The TESS archive - 2 February 1973
Secretary of state 'exceeded powers'
- In making regulations that deprived teachers of their vested right to continue in employment in spite of non-registration with the General Teaching Council, the secretary of state for Scotland exceeded his powers, said Lord Keith in the Court of Session last week. Aberdeen Corporation was therefore, he said, not entitled to dismiss Mr Jack Malloch, 60, a maths teacher, on the ground that his failure to register had made his continued employment unlawful.

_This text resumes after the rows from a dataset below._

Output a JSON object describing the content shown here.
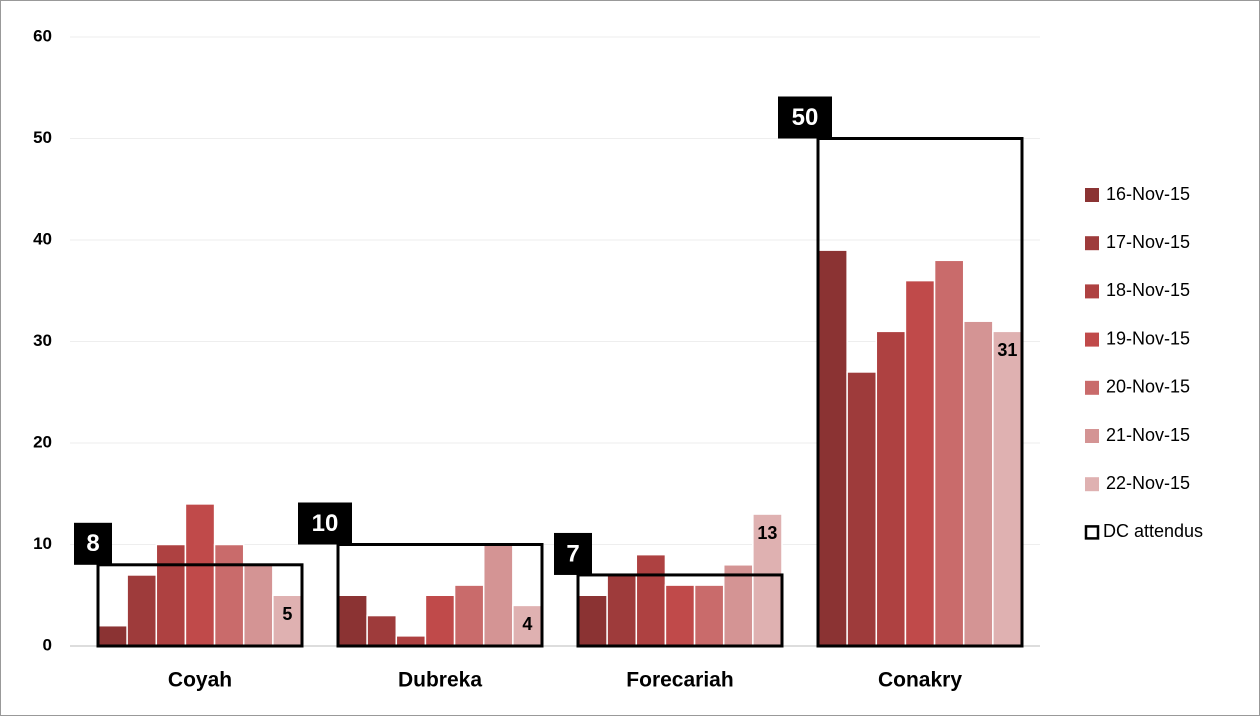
{
  "chart_data": {
    "type": "bar",
    "categories": [
      "Coyah",
      "Dubreka",
      "Forecariah",
      "Conakry"
    ],
    "series": [
      {
        "name": "16-Nov-15",
        "color": "#8b3333",
        "values": [
          2,
          5,
          5,
          39
        ]
      },
      {
        "name": "17-Nov-15",
        "color": "#9e3b3b",
        "values": [
          7,
          3,
          7,
          27
        ]
      },
      {
        "name": "18-Nov-15",
        "color": "#ae4141",
        "values": [
          10,
          1,
          9,
          31
        ]
      },
      {
        "name": "19-Nov-15",
        "color": "#c04a4a",
        "values": [
          14,
          5,
          6,
          36
        ]
      },
      {
        "name": "20-Nov-15",
        "color": "#c96b6b",
        "values": [
          10,
          6,
          6,
          38
        ]
      },
      {
        "name": "21-Nov-15",
        "color": "#d49494",
        "values": [
          8,
          10,
          8,
          32
        ]
      },
      {
        "name": "22-Nov-15",
        "color": "#dfb1b1",
        "values": [
          5,
          4,
          13,
          31
        ],
        "show_labels": true
      },
      {
        "name": "DC attendus",
        "color": "#000000",
        "values": [
          8,
          10,
          7,
          50
        ],
        "style": "outline",
        "show_labels": true
      }
    ],
    "ylim": [
      0,
      60
    ],
    "yticks": [
      0,
      10,
      20,
      30,
      40,
      50,
      60
    ],
    "grid": true,
    "legend": "right"
  }
}
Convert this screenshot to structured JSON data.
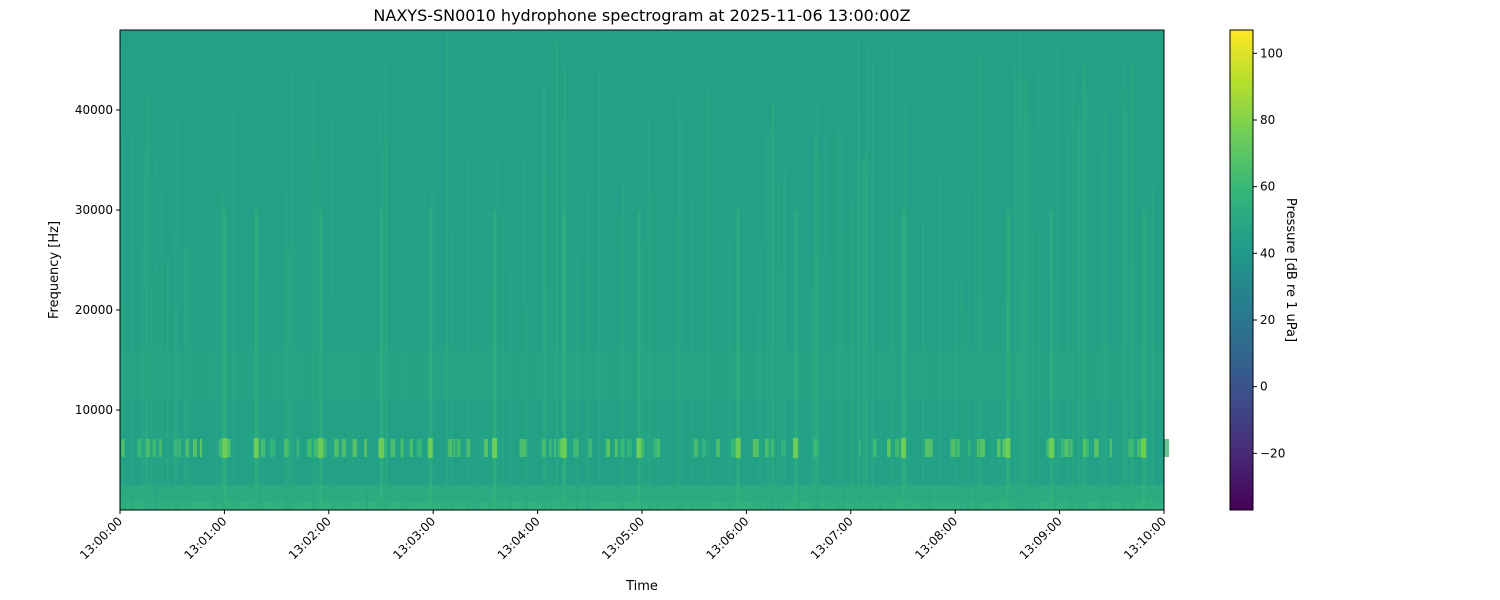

Moray House department walks out
- Concerned about the shortage of trained social workers and the inadequate number of training places available, students and staff from Moray House school of community studies walked out and went to Edinburgh University students union with the intention of continuing their studies there for three days. They hoped to provoke public debate about the question.
St Andrews enters Europe
- St Andrews University aims to be Scotland's international university, said Dr J. Steven Watson, principal of the university, at a meeting of the general council on Saturday. For students drawn from outside Britain, he said, the university should look for some financial help outside Britain. He thought a government that was encouraging greater academic contacts across Europe seemed to be contradicting itself when it tried to reduce the number of foreign students in British universities.
Grimm's chauvinist pigs
- Are fairy tales harmless reading fare for children? No, say proponents of a fair deal for little girls. Most of these tales, the critics say, teach the gospel of a male chauvinist society. The thesis, presented by Marcia R. Lieberman at the University of Connecticut, is an extension of earlier feminist charges that primers, textbooks and the history curriculum are riddled with sexist stereotypes.
A firm no to goods-guzzlers
- Mr Erskine Childers, Irish minister for health, told a meeting of local health experts in Cork that it was not the intention of the government to create a wealthy "consumer-goods-guzzling" society. Educators must look for a new quality of life in the 1980s and 1990s, he said.